Friday, November 15, 2013

Hunters Weigh in on New Elk Plan: Wolves No. 1 Threat

Posted By on Fri, Nov 15, 2013 at 11:10 AM

Wolves are again the top concern registered by Idaho hunters who logged comments on a draft elk management plan from the Idaho Fish and Game.

IDFG commissioners were in Jerome this week for their quarterly meeting, where they met with stakeholders and parsed through the 442 comments submitted from around the state—the majority coming from the Panhandle and Southwest Idaho.

According to the Twin Falls Times News, those who testified at the Thursday meeting overwhelmingly said that the reintroduction of wolves poses the largest threat to elk, with one hunter calling wolf predation "epidemic."

While reduced elk populations in the northern parts of the state are more clearly identified as the result of predation, IDFG officials added that that's not the case everywhere in the state. In southern Idaho, elk numbers have been cut by overharvesting and habitat changes. In some areas of the state, elk populations have actually increased to the point that they are adversely affecting crops.
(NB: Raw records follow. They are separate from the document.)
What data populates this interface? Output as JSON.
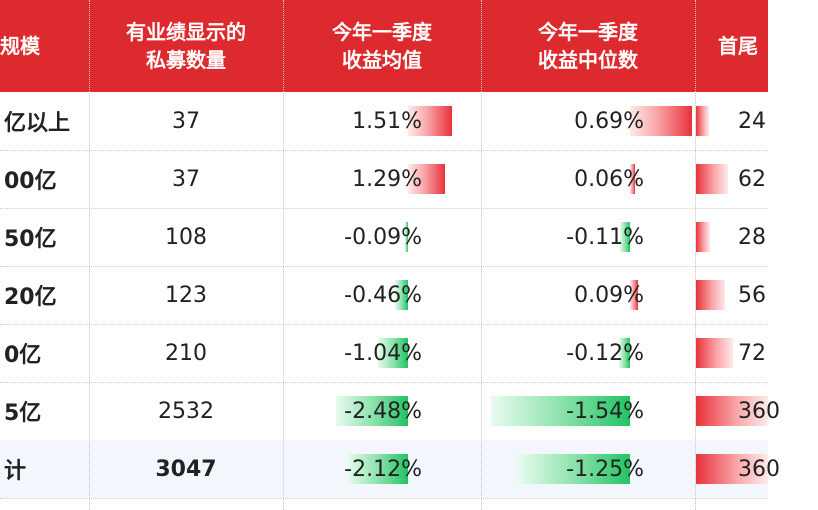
{
  "headers": {
    "scale": "规模",
    "count": "有业绩显示的\n私募数量",
    "q1_mean": "今年一季度\n收益均值",
    "q1_median": "今年一季度\n收益中位数",
    "spread": "首尾"
  },
  "rows": [
    {
      "label": "亿以上",
      "count": "37",
      "mean": "1.51%",
      "median": "0.69%",
      "spread": "24",
      "mean_val": 1.51,
      "median_val": 0.69,
      "spread_frac": 0.18
    },
    {
      "label": "00亿",
      "count": "37",
      "mean": "1.29%",
      "median": "0.06%",
      "spread": "62",
      "mean_val": 1.29,
      "median_val": 0.06,
      "spread_frac": 0.45
    },
    {
      "label": "50亿",
      "count": "108",
      "mean": "-0.09%",
      "median": "-0.11%",
      "spread": "28",
      "mean_val": -0.09,
      "median_val": -0.11,
      "spread_frac": 0.2
    },
    {
      "label": "20亿",
      "count": "123",
      "mean": "-0.46%",
      "median": "0.09%",
      "spread": "56",
      "mean_val": -0.46,
      "median_val": 0.09,
      "spread_frac": 0.4
    },
    {
      "label": "0亿",
      "count": "210",
      "mean": "-1.04%",
      "median": "-0.12%",
      "spread": "72",
      "mean_val": -1.04,
      "median_val": -0.12,
      "spread_frac": 0.52
    },
    {
      "label": "5亿",
      "count": "2532",
      "mean": "-2.48%",
      "median": "-1.54%",
      "spread": "360",
      "mean_val": -2.48,
      "median_val": -1.54,
      "spread_frac": 1.0
    },
    {
      "label": "计",
      "count": "3047",
      "mean": "-2.12%",
      "median": "-1.25%",
      "spread": "360",
      "mean_val": -2.12,
      "median_val": -1.25,
      "spread_frac": 1.0,
      "total": true
    }
  ],
  "colors": {
    "header_bg": "#dc2a2f",
    "positive_bar": "#e8323b",
    "negative_bar": "#22c463",
    "total_row_bg": "#f3f6fc"
  }
}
Idaho's controversial wolf hunting season runs year-round in the Panhandle Zone, and this year will be in effect from Aug. 30 through March 31, 2014 in all zones except Lolo, Selway and Middle Fork, where it will close at the end of June 2014. Wolf trapping opens in most zones on Friday, Nov. 15.

At the close of the 2012-2013 season, IDFG reported that 425 wolves were killed in 2012: 329 killed by hunters and trappers, 73 by ranchers or federal wildlife agents, and 16 killed by other means, such as being hit by automobiles. The 2012 Idaho Wolf Monitoring Report put the state's wolf population at 683 animals living in 117 packs—an 11 percent decline from 2011. The report also showed 92 cattle, 337 sheep and two dogs were suspected of being killed by wolves.

More than 1,200 people viewed the draft plan, which is the first update to the state's elk management policies since 1999. The Times News reports that a final plan could be adopted as early as next year.